Un week-end de janvier est tout bascule. C’est le 24 janvier au réveil que je me dis que quelque chose ne va pas. J’ouvre les yeux et je ne vois pas a droite. Etrange. La veille,, je voyais bien que quelque chose se passait dans mon œil droit et je n’ai pas voulu le voir. L’ophtalmo m’avait parlé du risque de décollement de rétine. Je faisais bien attention. Pas de chocs à la tête, pas de sports avec des balles. Mais bon, c’est arrivé quand même (j’en connais la raison mais n’en ai jamais parlé). Idiot ou inconscient, je ne dis rien, pars en cour comme si de rien n’était. J’avais interro de latin, je pouvais pas la louper. Je m’applique pour bien écrire. Une fois fini, je lève la main et je dis « Madame, je peux aller à l’infirmerie ? Je ne vois plus d’un œil ». Je me retrouve à l’infirmerie, le principal adjoint à mon chevet se demandant ce qui m’arrive. Je le lui explique. Mon père arrive. Nous rentrons. Dans l’après-midi, direction la consultation de l’ophtalmo. Le verdict est sans surprise, connu et attendu depuis longtemps. Tout juste le temps de rentrer faire ma valise et le lendemain je me retrouve à l’hôpital. Je suis calme, même si je sais que cela est étrange voire dramatique. Inconscient ? Non, plutôt préparé, résigné.

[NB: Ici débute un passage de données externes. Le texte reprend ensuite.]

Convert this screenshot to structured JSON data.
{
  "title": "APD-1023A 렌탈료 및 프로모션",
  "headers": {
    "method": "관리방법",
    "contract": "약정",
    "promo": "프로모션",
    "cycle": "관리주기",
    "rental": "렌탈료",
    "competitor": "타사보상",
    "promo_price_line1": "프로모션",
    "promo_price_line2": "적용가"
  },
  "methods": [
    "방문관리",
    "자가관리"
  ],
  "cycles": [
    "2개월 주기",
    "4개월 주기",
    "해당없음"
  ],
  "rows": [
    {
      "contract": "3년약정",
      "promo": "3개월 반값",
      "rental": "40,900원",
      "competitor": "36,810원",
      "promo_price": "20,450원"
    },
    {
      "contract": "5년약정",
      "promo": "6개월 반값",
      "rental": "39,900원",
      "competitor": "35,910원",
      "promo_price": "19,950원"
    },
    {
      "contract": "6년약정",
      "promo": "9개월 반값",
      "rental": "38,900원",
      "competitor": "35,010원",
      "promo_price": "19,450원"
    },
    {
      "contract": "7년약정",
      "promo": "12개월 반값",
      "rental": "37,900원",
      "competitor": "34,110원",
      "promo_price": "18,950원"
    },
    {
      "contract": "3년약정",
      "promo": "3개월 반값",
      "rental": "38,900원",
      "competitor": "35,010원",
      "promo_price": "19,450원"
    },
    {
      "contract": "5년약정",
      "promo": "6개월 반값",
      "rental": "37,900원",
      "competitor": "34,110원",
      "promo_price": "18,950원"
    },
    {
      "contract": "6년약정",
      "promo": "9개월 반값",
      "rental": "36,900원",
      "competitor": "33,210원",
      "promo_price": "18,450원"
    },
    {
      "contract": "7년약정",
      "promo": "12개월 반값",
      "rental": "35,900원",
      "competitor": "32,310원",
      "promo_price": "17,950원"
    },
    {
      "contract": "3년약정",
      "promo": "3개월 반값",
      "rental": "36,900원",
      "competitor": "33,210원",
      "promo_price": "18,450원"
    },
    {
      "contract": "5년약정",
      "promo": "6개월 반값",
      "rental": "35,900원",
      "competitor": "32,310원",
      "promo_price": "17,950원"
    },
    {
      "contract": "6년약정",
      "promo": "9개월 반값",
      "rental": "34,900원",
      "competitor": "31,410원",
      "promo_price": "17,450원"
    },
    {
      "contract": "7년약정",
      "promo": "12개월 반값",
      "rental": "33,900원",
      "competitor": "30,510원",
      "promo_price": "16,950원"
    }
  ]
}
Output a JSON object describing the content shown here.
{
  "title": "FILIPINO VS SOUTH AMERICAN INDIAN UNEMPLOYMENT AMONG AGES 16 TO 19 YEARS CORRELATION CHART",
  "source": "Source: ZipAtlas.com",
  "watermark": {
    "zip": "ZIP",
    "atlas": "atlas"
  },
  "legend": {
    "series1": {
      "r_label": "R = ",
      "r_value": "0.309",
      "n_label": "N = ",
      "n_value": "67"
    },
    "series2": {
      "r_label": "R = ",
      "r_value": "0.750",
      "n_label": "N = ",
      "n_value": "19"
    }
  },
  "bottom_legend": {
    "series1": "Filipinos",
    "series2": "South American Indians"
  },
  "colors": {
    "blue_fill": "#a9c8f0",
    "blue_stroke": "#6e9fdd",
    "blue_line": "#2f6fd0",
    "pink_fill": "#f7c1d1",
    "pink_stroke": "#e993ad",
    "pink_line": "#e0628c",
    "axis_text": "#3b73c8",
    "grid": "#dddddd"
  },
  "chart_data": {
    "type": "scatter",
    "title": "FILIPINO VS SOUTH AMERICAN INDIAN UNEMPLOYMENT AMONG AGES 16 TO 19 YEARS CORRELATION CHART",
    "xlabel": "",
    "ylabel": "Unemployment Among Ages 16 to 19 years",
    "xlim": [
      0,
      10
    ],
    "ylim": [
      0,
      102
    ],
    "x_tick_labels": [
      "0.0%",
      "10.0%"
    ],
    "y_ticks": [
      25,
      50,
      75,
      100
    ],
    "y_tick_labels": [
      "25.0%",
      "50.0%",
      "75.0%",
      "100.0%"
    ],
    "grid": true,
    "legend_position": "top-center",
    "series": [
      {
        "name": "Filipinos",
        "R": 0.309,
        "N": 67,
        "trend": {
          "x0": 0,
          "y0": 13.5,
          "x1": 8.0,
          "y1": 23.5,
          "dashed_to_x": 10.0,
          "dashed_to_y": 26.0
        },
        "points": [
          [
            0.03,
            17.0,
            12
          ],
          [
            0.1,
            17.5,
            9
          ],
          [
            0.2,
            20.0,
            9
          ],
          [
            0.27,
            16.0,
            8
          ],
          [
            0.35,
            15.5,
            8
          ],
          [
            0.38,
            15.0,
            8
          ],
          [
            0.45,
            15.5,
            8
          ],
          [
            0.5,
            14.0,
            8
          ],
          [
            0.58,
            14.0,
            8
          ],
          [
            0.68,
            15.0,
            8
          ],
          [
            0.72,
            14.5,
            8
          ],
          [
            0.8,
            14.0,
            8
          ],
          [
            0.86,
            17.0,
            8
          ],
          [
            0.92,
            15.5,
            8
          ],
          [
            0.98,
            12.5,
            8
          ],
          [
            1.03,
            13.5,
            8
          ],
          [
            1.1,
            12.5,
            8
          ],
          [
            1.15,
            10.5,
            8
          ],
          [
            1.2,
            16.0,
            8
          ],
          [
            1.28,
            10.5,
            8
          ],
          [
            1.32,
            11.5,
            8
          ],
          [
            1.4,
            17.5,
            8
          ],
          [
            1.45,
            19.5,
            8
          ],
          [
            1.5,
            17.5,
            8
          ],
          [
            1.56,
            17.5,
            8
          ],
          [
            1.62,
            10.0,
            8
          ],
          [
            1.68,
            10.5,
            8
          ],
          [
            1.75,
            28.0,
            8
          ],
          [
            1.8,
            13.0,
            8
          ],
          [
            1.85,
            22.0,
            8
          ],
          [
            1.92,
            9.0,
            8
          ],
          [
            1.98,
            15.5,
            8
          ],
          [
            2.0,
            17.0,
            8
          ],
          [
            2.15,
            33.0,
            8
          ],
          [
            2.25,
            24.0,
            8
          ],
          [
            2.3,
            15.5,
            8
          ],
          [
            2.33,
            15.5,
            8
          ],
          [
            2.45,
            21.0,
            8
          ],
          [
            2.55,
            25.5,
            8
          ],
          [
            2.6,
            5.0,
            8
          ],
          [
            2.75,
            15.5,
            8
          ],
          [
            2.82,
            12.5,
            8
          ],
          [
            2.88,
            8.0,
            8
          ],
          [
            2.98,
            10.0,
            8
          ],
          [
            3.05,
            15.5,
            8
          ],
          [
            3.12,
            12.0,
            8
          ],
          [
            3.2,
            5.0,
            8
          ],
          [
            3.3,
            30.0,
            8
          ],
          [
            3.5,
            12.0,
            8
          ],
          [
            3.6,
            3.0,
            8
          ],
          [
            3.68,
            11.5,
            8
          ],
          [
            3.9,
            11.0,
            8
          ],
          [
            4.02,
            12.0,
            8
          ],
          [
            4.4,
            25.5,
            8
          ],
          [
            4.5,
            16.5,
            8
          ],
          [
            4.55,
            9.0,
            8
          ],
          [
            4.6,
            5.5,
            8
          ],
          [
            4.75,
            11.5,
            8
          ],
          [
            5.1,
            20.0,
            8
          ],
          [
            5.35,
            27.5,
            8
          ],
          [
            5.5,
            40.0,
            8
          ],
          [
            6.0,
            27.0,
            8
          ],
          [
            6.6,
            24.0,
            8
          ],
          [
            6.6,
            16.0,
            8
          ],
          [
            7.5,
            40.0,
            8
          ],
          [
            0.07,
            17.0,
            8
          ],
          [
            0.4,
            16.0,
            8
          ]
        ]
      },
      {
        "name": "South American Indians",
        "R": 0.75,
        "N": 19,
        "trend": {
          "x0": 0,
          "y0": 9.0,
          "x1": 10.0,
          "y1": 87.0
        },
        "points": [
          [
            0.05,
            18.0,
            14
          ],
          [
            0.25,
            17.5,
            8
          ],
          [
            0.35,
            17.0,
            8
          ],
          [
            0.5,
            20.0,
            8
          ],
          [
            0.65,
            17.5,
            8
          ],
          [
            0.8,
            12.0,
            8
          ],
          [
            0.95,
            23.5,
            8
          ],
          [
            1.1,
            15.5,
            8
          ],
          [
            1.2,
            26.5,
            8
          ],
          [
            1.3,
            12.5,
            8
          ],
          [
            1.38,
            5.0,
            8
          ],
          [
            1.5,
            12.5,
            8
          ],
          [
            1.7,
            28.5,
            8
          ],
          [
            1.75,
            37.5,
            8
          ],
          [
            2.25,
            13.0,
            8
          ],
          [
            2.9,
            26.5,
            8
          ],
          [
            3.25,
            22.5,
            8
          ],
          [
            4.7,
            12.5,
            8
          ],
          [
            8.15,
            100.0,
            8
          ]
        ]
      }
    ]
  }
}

Je suis opéré le lendemain. Je me réveille dans une salle que je ne vois pas, un énorme pansement sur l’œil droit. Machinalement j’ouvre les yeux, ça fait mal. Je les referme, ça fait mal aussi. Je décide de garder l’œil gauche fermé (je n’ai pas encore l’habitude qui viendra bientôt de n’ouvrir qu’un œil). Je ne sais pas ou je suis. Réanimation, l’opération a duré six heures. J’ai mal, mais on ne me donne rien. La perfusion me fait mal au bras. Il enfle. Je sens des présences autour de moi. Je ne vais pas bien, les suites de l’anesthésie, je vomis. Je vire un truc qui me pince le doigt, l’infirmière vient me le remettre, c’est pour contrôler mon cœur. Mes parents viennent me voir, moi, je ne les vois pas. Je sens que de me voir ainsi ne doit pas leur faire une très grande joie. Je sens du liquide qui coule de mon œil, il m’arrive dans la bouche, il est chaud, pas mauvais au goût. C’est du sang. Je passe trois semaines couché à l’hôpital, ne devant pas trop marcher, juste pour aller aux toilettes et me laver. Le médecin me laisse rentrer. Je ressemble à un pirate avec mon pansement et mon cache sur l’œil. Je dois rester coucher, à la maison en attendant la cicatrisation. Elle se fait mal. Je dois être de nouveau opérer. Je reste une dizaine de jour pour une greffe de conjonctive. Retour à la maison et à la position couché. Je retourne en cour, pas très motivé. Je finis l’année asse bien tout de même.
Et le résultat de tout ça me dirait vous ? Rien. Une troisième opération en octobre, injection de silicone pour tenir en place cette rétine qui n’en finit pas de bouger.
Et depuis ? Je me suis habitué à une vision mono, à cet œil pas mort mais qui ne voit que la lumière et de rares formes. Plus rien à faire pour mon œil.